Courtesy of Kii Health

Adams identifies mental health as the central issue for employers navigating the fallout of the conflict, and she sees it playing out across three distinct groups in the workplace: employees with family ties or heritage connected to the region, those with no direct link who are nonetheless gripped by fear and indecision, and those with friends in the affected area who are unsure how to respond.

In her view, the organizations handling this best are moving away from passive, one-off support and toward guided models with clear ownership, escalation pathways, and managers who are prepared to respond in a more human way. She sees more value in a longitudinal coaching approach, where an employee raises a concern and is then guided through a tailored care pathway over time, rather than being left to sort through disconnected benefit options on their own.
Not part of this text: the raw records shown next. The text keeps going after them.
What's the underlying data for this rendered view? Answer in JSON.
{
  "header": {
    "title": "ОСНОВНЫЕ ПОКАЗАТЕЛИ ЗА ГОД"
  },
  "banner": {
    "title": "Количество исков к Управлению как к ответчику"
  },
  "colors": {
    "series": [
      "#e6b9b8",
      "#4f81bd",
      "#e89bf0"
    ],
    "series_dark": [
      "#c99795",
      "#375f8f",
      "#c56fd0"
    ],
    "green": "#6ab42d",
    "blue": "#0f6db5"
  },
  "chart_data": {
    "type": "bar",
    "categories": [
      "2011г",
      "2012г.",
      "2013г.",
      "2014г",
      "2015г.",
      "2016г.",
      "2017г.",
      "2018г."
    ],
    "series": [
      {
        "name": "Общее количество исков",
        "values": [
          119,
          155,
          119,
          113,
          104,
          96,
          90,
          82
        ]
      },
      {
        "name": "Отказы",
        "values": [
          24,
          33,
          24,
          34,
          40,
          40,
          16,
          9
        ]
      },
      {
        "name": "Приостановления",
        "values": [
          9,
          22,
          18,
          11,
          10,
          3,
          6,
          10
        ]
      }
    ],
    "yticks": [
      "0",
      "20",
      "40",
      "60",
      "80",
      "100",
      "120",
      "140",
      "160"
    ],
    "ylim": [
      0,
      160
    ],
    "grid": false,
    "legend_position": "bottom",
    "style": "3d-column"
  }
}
Meanwhile, support can’t be built around the conflict itself so much as around the employee's individual circumstances, added Adams, noting that one worker may be worried about family overseas, another may feel unsafe closer to home, and another may simply be overwhelmed by constant exposure to the news.

That’s why she believes employers need outside resources that can assess each person properly and connect them to the most relevant help, whether that is counselling, physical care, or culturally specific peer support.

She’s also cautious and skeptical of blanket responses because they flatten very different experiences into a single corporate message. For her, the lesson from COVID is that employers often miss the mark when they treat everyone as though they are affected in the same way. Even employees who appear physically removed from a crisis can still be dealing with isolation, fear, and stress that later show up as workplace accommodation issues.

She pointed to one employer running "listening forums" - safe spaces where employees can speak openly about what they are feeling - as a model worth noting, particularly for global companies with staff in multiple countries. But Adams is careful to note what happens between employees as conflicts overseas can fuel division internally. To that end, she believes organizations should treat this moment as an opportunity to build skills around recognizing distress and managing difficult conversations, rather than centering the response on the war itself.

She frames cultural sensitivity and inclusion as the hardest piece of the puzzle.

"We talk about inclusivity and diversity but how do we operationalize that?" she noted, adding employers need to remind teams that employees are not stand-ins for governments or conflicts, while also finding ways to support affected communities without drawing unwanted attention to individuals.

Adams believes there’s also a gap between episodic stress and full disability leave and as a result, too many employees fall into that middle ground without adequate support.

"I think that that in-between place is where we've seen a ton of success, where employers are actually engaging with coaches who can help mental and physical health and provide access to resources that are culturally sensitive, but also mental and physically sensitive," she said, adding that shift toward holistic, personalized care represents a fundamentally different approach from simply pointing employees toward an EAP or telemedicine portal.

While Adams supports flexibility, she pushes back on the idea that paid leave should be the default response, underscoring employers need to define what leave means clearly and apply it consistently, warning that inconsistency is what leads organizations into trouble with workplace accommodations.

After all, for most employees dealing with conflict-related stress and anxiety, staying in the workplace with proper external support is a better path than stepping away from it, she argues.

"I think you're better to try and get people to stay in the workplace and get the necessary support outside the workplace to help them, then isolate them and create more isolation and more need to be not part of a community," she said. “We're better to teach the person how to have the workplace as part of your therapy than to teach them to be out of the workplace, where there's socialization, inclusion and some normality in life.”